La capacité d'analyse et de navigation est aussi importante que la capacité de lire et de penser profondément attentivement.
Ce qui était un moyen d'identifier l'information pour une étude plus approfondie, est devenu une fin en soi et notre méthode préférée à la fois pour apprendre et analyser.
Éblouis par les trésors du Net, nous sommes aveugles aux dégâts que faisons peser sur notre vie intellectuelle et notre culture.”

          Soucieux de propositions concrètes, Nicholas Carr va même jusqu'à proposer de repousser les liens hyper-textes en fin d'article, pour faciliter la lecture et la concentration et éviter toute distraction due au zapping.

        Les psycho-neurologues se sont penchés aussi sur la question.
        Il ne fait aucun doute que l'Internet change notre cerveau, mais “Tout change notre cerveau”, le problème est de savoir ce qui est positif et négatif.
        Il est certain que le web a des effets pervers sur le cerveau en diminuant notre capacité de concentration et de réflexion et notre travail de mémorisation, puisqu’on peut y retrouver presque tous les renseignements.

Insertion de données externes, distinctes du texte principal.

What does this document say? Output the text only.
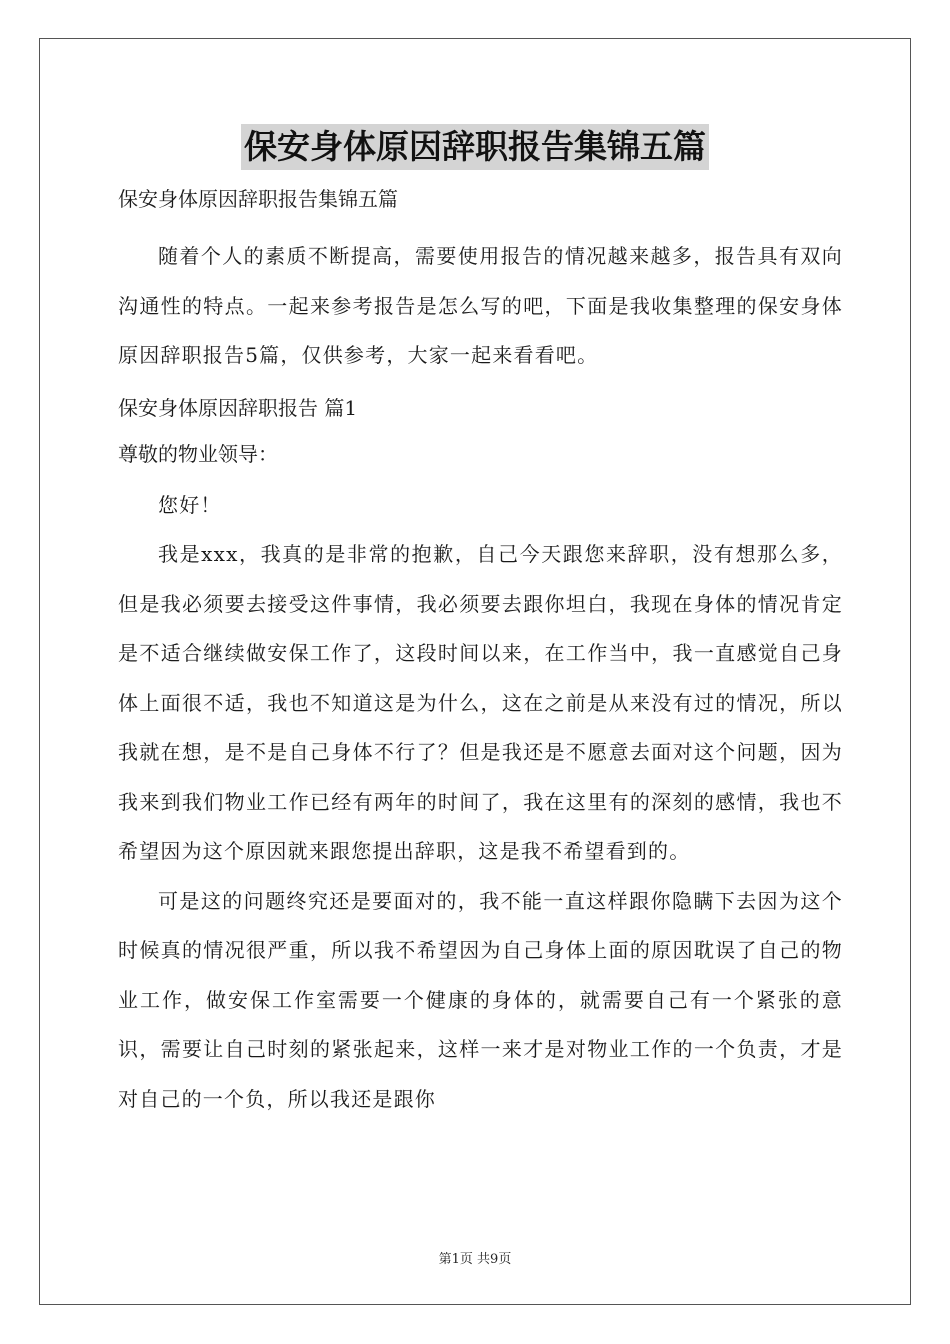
保安身体原因辞职报告集锦五篇

保安身体原因辞职报告集锦五篇

随着个人的素质不断提高，需要使用报告的情况越来越多，报告具有双向沟通性的特点。一起来参考报告是怎么写的吧，下面是我收集整理的保安身体原因辞职报告5篇，仅供参考，大家一起来看看吧。

保安身体原因辞职报告 篇1

尊敬的物业领导：

您好！

我是xxx，我真的是非常的抱歉，自己今天跟您来辞职，没有想那么多，但是我必须要去接受这件事情，我必须要去跟你坦白，我现在身体的情况肯定是不适合继续做安保工作了，这段时间以来，在工作当中，我一直感觉自己身体上面很不适，我也不知道这是为什么，这在之前是从来没有过的情况，所以我就在想，是不是自己身体不行了？但是我还是不愿意去面对这个问题，因为我来到我们物业工作已经有两年的时间了，我在这里有的深刻的感情，我也不希望因为这个原因就来跟您提出辞职，这是我不希望看到的。

可是这的问题终究还是要面对的，我不能一直这样跟你隐瞒下去因为这个时候真的情况很严重，所以我不希望因为自己身体上面的原因耽误了自己的物业工作，做安保工作室需要一个健康的身体的，就需要自己有一个紧张的意识，需要让自己时刻的紧张起来，这样一来才是对物业工作的一个负责，才是对自己的一个负，所以我还是跟你

第1页 共9页
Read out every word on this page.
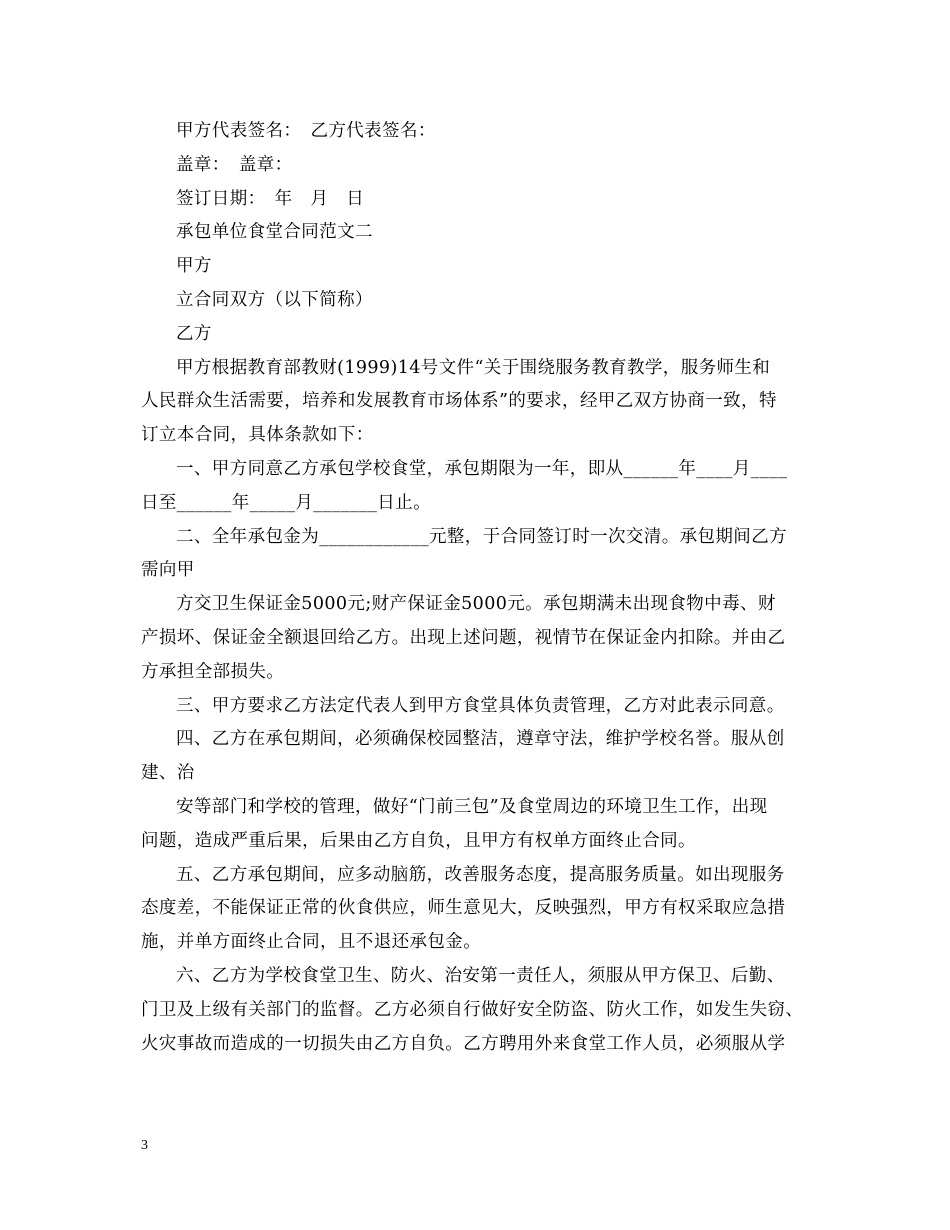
甲方代表签名：　乙方代表签名：
盖章：　盖章：
签订日期：　年　月　日
承包单位食堂合同范文二
甲方
立合同双方（以下简称）
乙方
甲方根据教育部教财(1999)14号文件“关于围绕服务教育教学，服务师生和
人民群众生活需要，培养和发展教育市场体系”的要求，经甲乙双方协商一致，特
订立本合同，具体条款如下：
一、甲方同意乙方承包学校食堂，承包期限为一年，即从______年____月____
日至______年_____月_______日止。
二、全年承包金为____________元整，于合同签订时一次交清。承包期间乙方
需向甲
方交卫生保证金5000元;财产保证金5000元。承包期满未出现食物中毒、财
产损坏、保证金全额退回给乙方。出现上述问题，视情节在保证金内扣除。并由乙
方承担全部损失。
三、甲方要求乙方法定代表人到甲方食堂具体负责管理，乙方对此表示同意。
四、乙方在承包期间，必须确保校园整洁，遵章守法，维护学校名誉。服从创
建、治
安等部门和学校的管理，做好“门前三包”及食堂周边的环境卫生工作，出现
问题，造成严重后果，后果由乙方自负，且甲方有权单方面终止合同。
五、乙方承包期间，应多动脑筋，改善服务态度，提高服务质量。如出现服务
态度差，不能保证正常的伙食供应，师生意见大，反映强烈，甲方有权采取应急措
施，并单方面终止合同，且不退还承包金。
六、乙方为学校食堂卫生、防火、治安第一责任人，须服从甲方保卫、后勤、
门卫及上级有关部门的监督。乙方必须自行做好安全防盗、防火工作，如发生失窃、
火灾事故而造成的一切损失由乙方自负。乙方聘用外来食堂工作人员，必须服从学
3
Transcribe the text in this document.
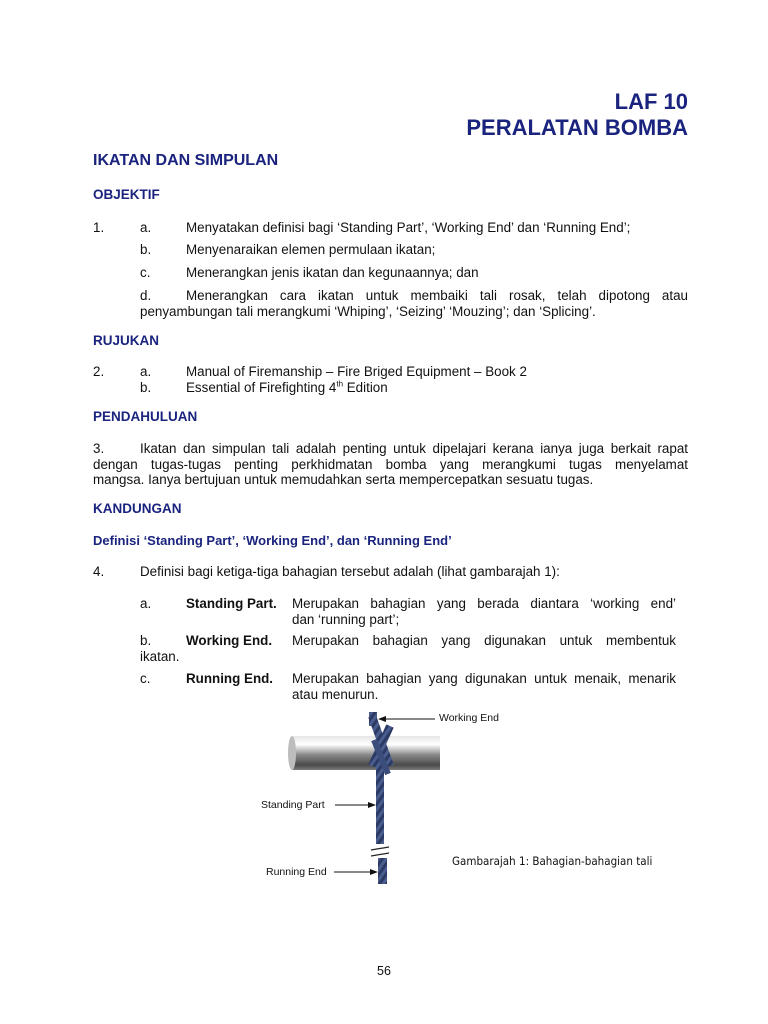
LAF 10
PERALATAN BOMBA
IKATAN DAN SIMPULAN
OBJEKTIF
1.	a.	Menyatakan definisi bagi ‘Standing Part’, ‘Working End’ dan ‘Running End’;
b.	Menyenaraikan elemen permulaan ikatan;
c.	Menerangkan jenis ikatan dan kegunaannya; dan
d.	Menerangkan cara ikatan untuk membaiki tali rosak, telah dipotong atau
penyambungan tali merangkumi ‘Whiping’, ‘Seizing’ ‘Mouzing’; dan ‘Splicing’.
RUJUKAN
2.	a.	Manual of Firemanship – Fire Briged Equipment – Book 2
b.	Essential of Firefighting 4th Edition
PENDAHULUAN
3.	Ikatan dan simpulan tali adalah penting untuk dipelajari kerana ianya juga berkait rapat
dengan tugas-tugas penting perkhidmatan bomba yang merangkumi tugas menyelamat
mangsa. Ianya bertujuan untuk memudahkan serta mempercepatkan sesuatu tugas.
KANDUNGAN
Definisi ‘Standing Part’, ‘Working End’, dan ‘Running End’
4.	Definisi bagi ketiga-tiga bahagian tersebut adalah (lihat gambarajah 1):
a.	Standing Part. Merupakan bahagian yang berada diantara ‘working end’
dan ‘running part’;
b.	Working End. Merupakan bahagian yang digunakan untuk membentuk
ikatan.
c.	Running End. Merupakan bahagian yang digunakan untuk menaik, menarik
atau menurun.
Working End
Standing Part
Running End
Gambarajah 1: Bahagian-bahagian tali
56
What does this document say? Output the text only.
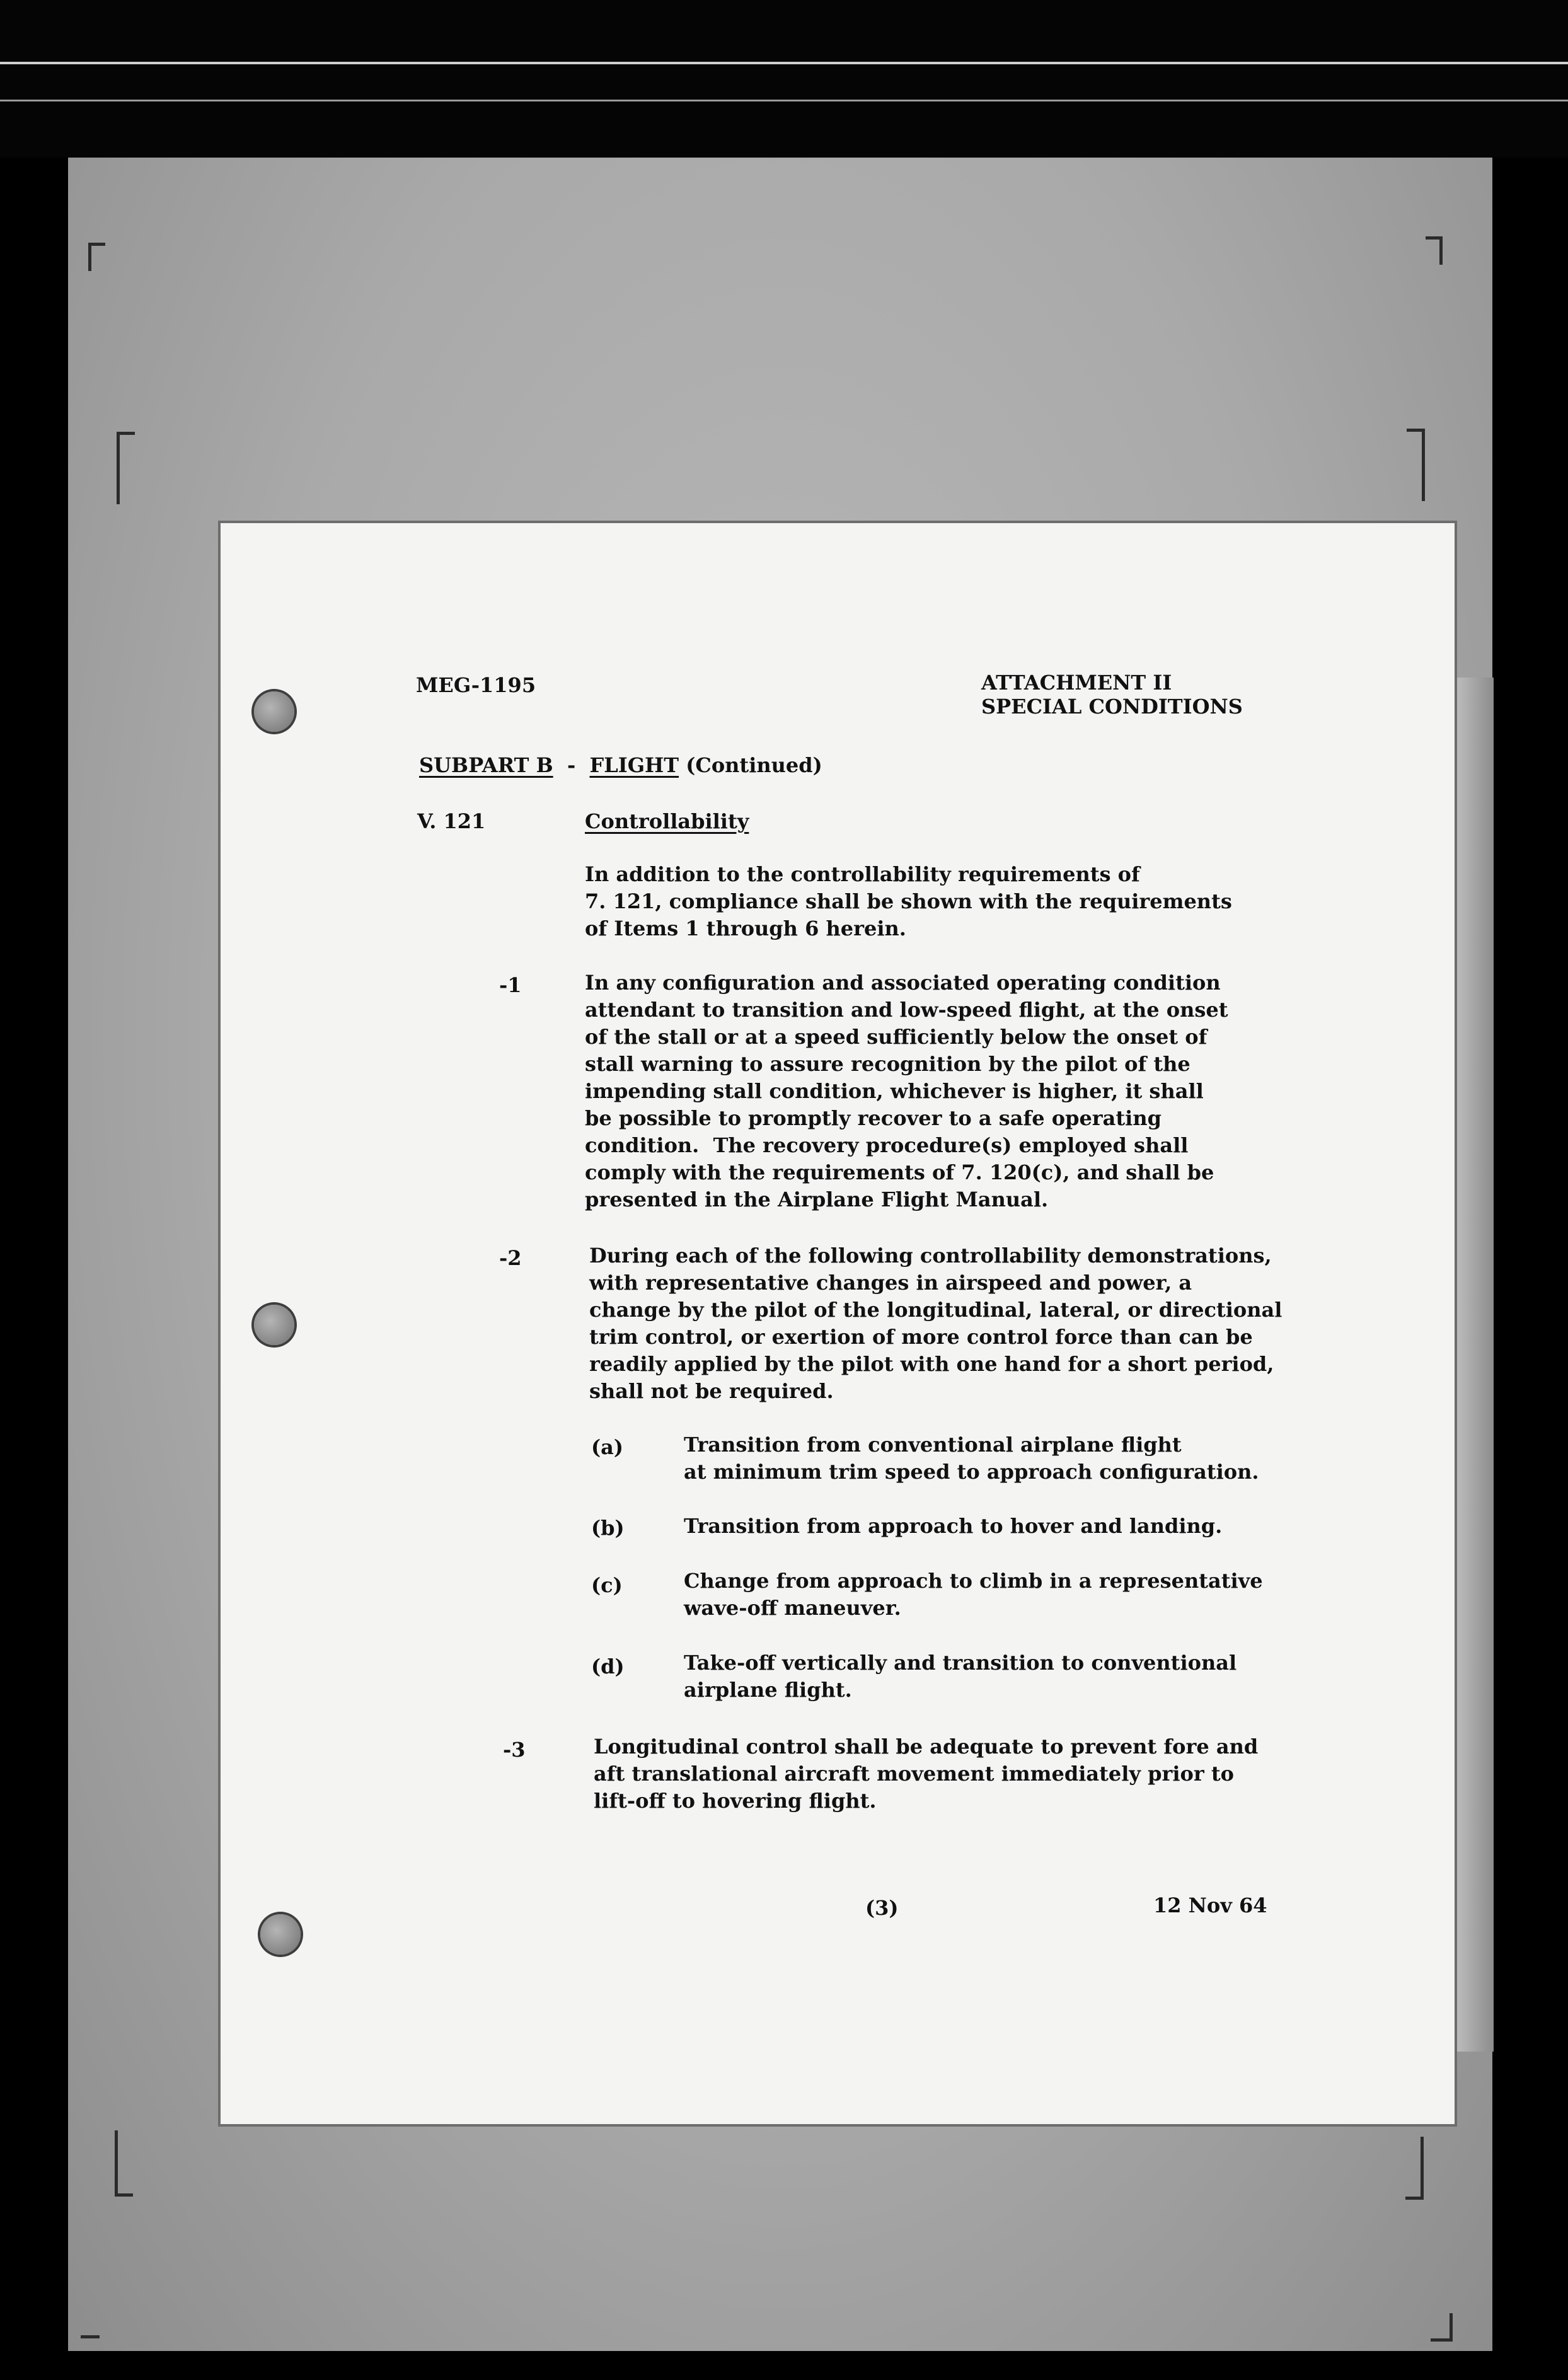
MEG-1195	ATTACHMENT II
SPECIAL CONDITIONS
SUBPART B - FLIGHT (Continued)
V. 121	Controllability
In addition to the controllability requirements of
7. 121, compliance shall be shown with the requirements
of Items 1 through 6 herein.
-1	In any configuration and associated operating condition
attendant to transition and low-speed flight, at the onset
of the stall or at a speed sufficiently below the onset of
stall warning to assure recognition by the pilot of the
impending stall condition, whichever is higher, it shall
be possible to promptly recover to a safe operating
condition.  The recovery procedure(s) employed shall
comply with the requirements of 7. 120(c), and shall be
presented in the Airplane Flight Manual.
-2	During each of the following controllability demonstrations,
with representative changes in airspeed and power, a
change by the pilot of the longitudinal, lateral, or directional
trim control, or exertion of more control force than can be
readily applied by the pilot with one hand for a short period,
shall not be required.
(a)	Transition from conventional airplane flight
at minimum trim speed to approach configuration.
(b)	Transition from approach to hover and landing.
(c)	Change from approach to climb in a representative
wave-off maneuver.
(d)	Take-off vertically and transition to conventional
airplane flight.
-3	Longitudinal control shall be adequate to prevent fore and
aft translational aircraft movement immediately prior to
lift-off to hovering flight.
(3)	12 Nov 64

L’ordinateur et le téléphone de leur coté avec la possibilité de stocker et gérer des centaines de milliers de données nous dispense de chercher à les mémoriser et notre mémoire, peu entrainée, devient déficiente.
        Ce n’est pas totalement négatif : on ne se souvient pas des informations, mais en général, on se souvient du nom du dossier où on l’a mise : économe de ses efforts, notre cerveau ne stocke pas l'information, il se contente de mémoriser la manière de la retrouver. On peut en retrouver davantage.
        Autre question beaucoup discutée: le web augmente-t-il notre aptitude à être «multitâches», comme le sont les ordinateurs capables d'effectuer différentes opérations de façon simultanée? La réponse est négative si l'on en croit les études américaines. Dans le multitâche, quelque soit notre entrainement, le cerveau a du mal à faire deux tâches à la fois, mais y arrive en faisant coopérer les deux hémisphères, mais pour mener trois tâches à la fois, son efficacité s’effondre totalement et les erreurs apparaissent nombreuses.
        Par ailleurs, ceux qui ont l'habitude de sauter d'une page à l'autre sur le web sont plus facilement distraits par des notions sans importance.
        Autre constat, la pratique de la lecture est bouleversée par internet. Les travaux en neurosciences montrent en effet, grâce à l'IRM, que la lecture d'une page imprimée sur du papier n'active pas les mêmes zones du cerveau qu'une page web. Dans le premier cas, elle fait appel aux aires du langage, de la mémoire et du traitement visuel. Dans l'autre, ce sont les régions liées à la prise de décision et à la résolution de problèmes qui travaillent.

        Le web a cependant un avantage certain : on y trouve énormément de choses : des choses fausses, des choses sans intérêt, mais aussi bien des données littéraires ou scientifiques.
        Autrefois on ne trouvait qu’une partie seulement en allant dans des bibliothèques : aujourd’hui le contenu de presque toutes les bibliothèques est à notre portée, chez soi. Mais si tous ces savoirs sont disponibles sur le web, reste à vouloir se les approprier, et à apprendre à s'en servir à cette fin.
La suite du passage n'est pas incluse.